To get as tight as possible on my subjects I grabbed the D500, the 400mm f2.8 lens, and the 1.4X teleconverter on my monopod. That combination gave me an overall working focal length of 840mm at f4. Throughout the day, camera settings fluctuated as dawn turned to warm, early morning light and then to brighter, mid-morning sunlight. Shooting in aperture priority at f4, my ISO ranged from 1600 at dawn to 200 with full sun. ISO 400 was my choice in mixed light. My shutter speeds varied from 1/250th second to 1/8000th second.

My first subject was a Reddish Egret that was on the hunt for breakfast in one of the marsh ponds that I came across soon after arriving at the Refuge. I watched it perform its unique, frantic, schizophrenic dance, erratically darting back and forth while opening its wings to cast a shadow on the water. There is a definite method to this seeming madness - the heron's prey can't anticipate which way the heron will ultimately go and by casting a shadow on the water it is better able to see its prey below the surface.

I spent some time capturing the heron's antics as darkness turned to morning.

My next target was waterfowl, specifically a flock of Northern Pintail that flew overhead while I was mesmerized by the heron's agility. I watched the flock circle several times looking for a suitable pond to use as a fly-in breakfast diner. Finally, the flock landed at the far end of an impoundment opposite from where I was shooting the heron.

You may wonder what a flock of Pintail are doing on the East coast of Florida. As part of the Atlantic Flyway that stretches from the Arctic tundra of Baffin Island to the Caribbean, waterfowl abound at the Refuge during the yearly migration season. One notable winter visitor to the Refuge is the aforementioned Northern Pintail, a large, elegant duck that gets its name from the male's long, black tail feathers. As the flock flew overhead, I snapped away.

Another common wintertime resident of the Refuge is the Blue Wing Teal. This smallish duck is easily identified by a blue patch of feathers on its wing and by the drake's prominent white crescent moon plumage on its head. The Blue Wing Teal is the earliest arriving species of waterfowl beginning its southerly migration in the fall. It is also the last to return home.

Moving on, I found a Snowy Egret foraging in a small puddle. I positioned myself so the bird would be backlit by the sun, hoping its head feathers would be highlighted with a rim light effect. The dark shadows in the background only enhanced what I envisioned as I fired off my frames.

As time passed, I moved from location to location feeling fortunate to have been able to record some memorable moments. Before leaving the Refuge, I managed to locate other wading birds and they treated me to their morning rituals - another Snowy Egret, a Little Blue Heron, a Great Blue Heron, and a pair of Roseate Spoonbill.

As I was getting ready to pack up, a flock of pelicans flew overhead forming a long, single file line. As the lead bird dipped down and then rose, the column behind it played follow-the-leader with each bird mimicking the flight pattern of the bird in front. The result was a graceful, flowing chain that was impossible to memorialize with a single image. But, it was enough to have been able to watch this aerial dance come and go, and a fitting conclusion to my morning at the Refuge.

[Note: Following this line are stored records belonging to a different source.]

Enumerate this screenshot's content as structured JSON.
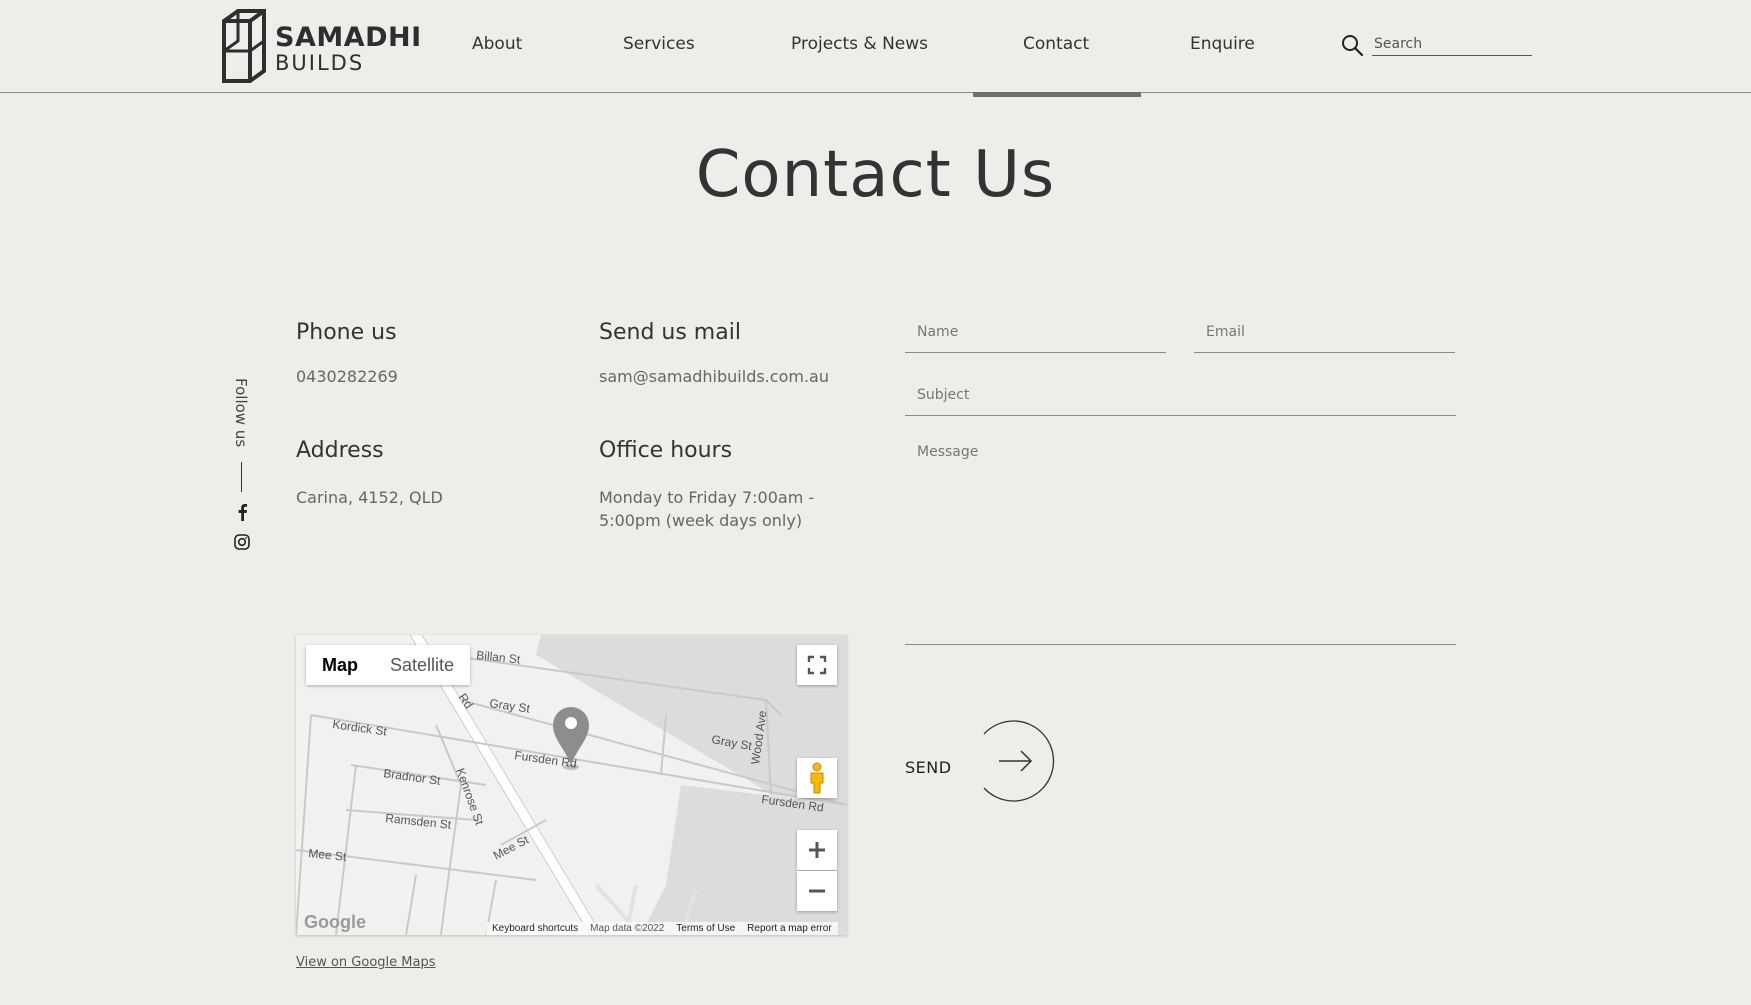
{
  "header": {
    "logo": {
      "line1": "SAMADHI",
      "line2": "BUILDS"
    },
    "nav": [
      {
        "label": "About"
      },
      {
        "label": "Services"
      },
      {
        "label": "Projects & News"
      },
      {
        "label": "Contact"
      },
      {
        "label": "Enquire"
      }
    ],
    "active_nav": "Contact",
    "search": {
      "placeholder": "Search",
      "value": ""
    }
  },
  "page": {
    "title": "Contact Us"
  },
  "social": {
    "label": "Follow us",
    "icons": [
      "facebook-icon",
      "instagram-icon"
    ]
  },
  "contact": {
    "phone": {
      "heading": "Phone us",
      "value": "0430282269"
    },
    "mail": {
      "heading": "Send us mail",
      "value": "sam@samadhibuilds.com.au"
    },
    "address": {
      "heading": "Address",
      "value": "Carina, 4152, QLD"
    },
    "hours": {
      "heading": "Office hours",
      "value": "Monday to Friday 7:00am - 5:00pm (week days only)"
    }
  },
  "form": {
    "name_placeholder": "Name",
    "email_placeholder": "Email",
    "subject_placeholder": "Subject",
    "message_placeholder": "Message",
    "send_label": "SEND"
  },
  "map": {
    "type_buttons": [
      "Map",
      "Satellite"
    ],
    "active_type": "Map",
    "streets": [
      "Billan St",
      "Gray St",
      "Gray St",
      "Kordick St",
      "Fursden Rd",
      "Fursden Rd",
      "Bradnor St",
      "Kenrose St",
      "Wood Ave",
      "Ramsden St",
      "Mee St",
      "Mee St",
      "Rd"
    ],
    "google_logo": "Google",
    "footer": {
      "shortcuts": "Keyboard shortcuts",
      "data": "Map data ©2022",
      "terms": "Terms of Use",
      "report": "Report a map error"
    },
    "view_link": "View on Google Maps"
  }
}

As I drove out of the Refuge, I couldn't help but think of Genesis 1:20-21

And God said, “Let the water teem with living creatures, and let birds fly above the earth across the vault of the sky.” So God created the great creatures of the sea and every living thing with which the water teems and that moves about in it, according to their kinds, and every winged bird according to its kind. And God saw that it was good.

On this day, I was pretty good with it too....


Photography by Miguel A. Olivella, Jr.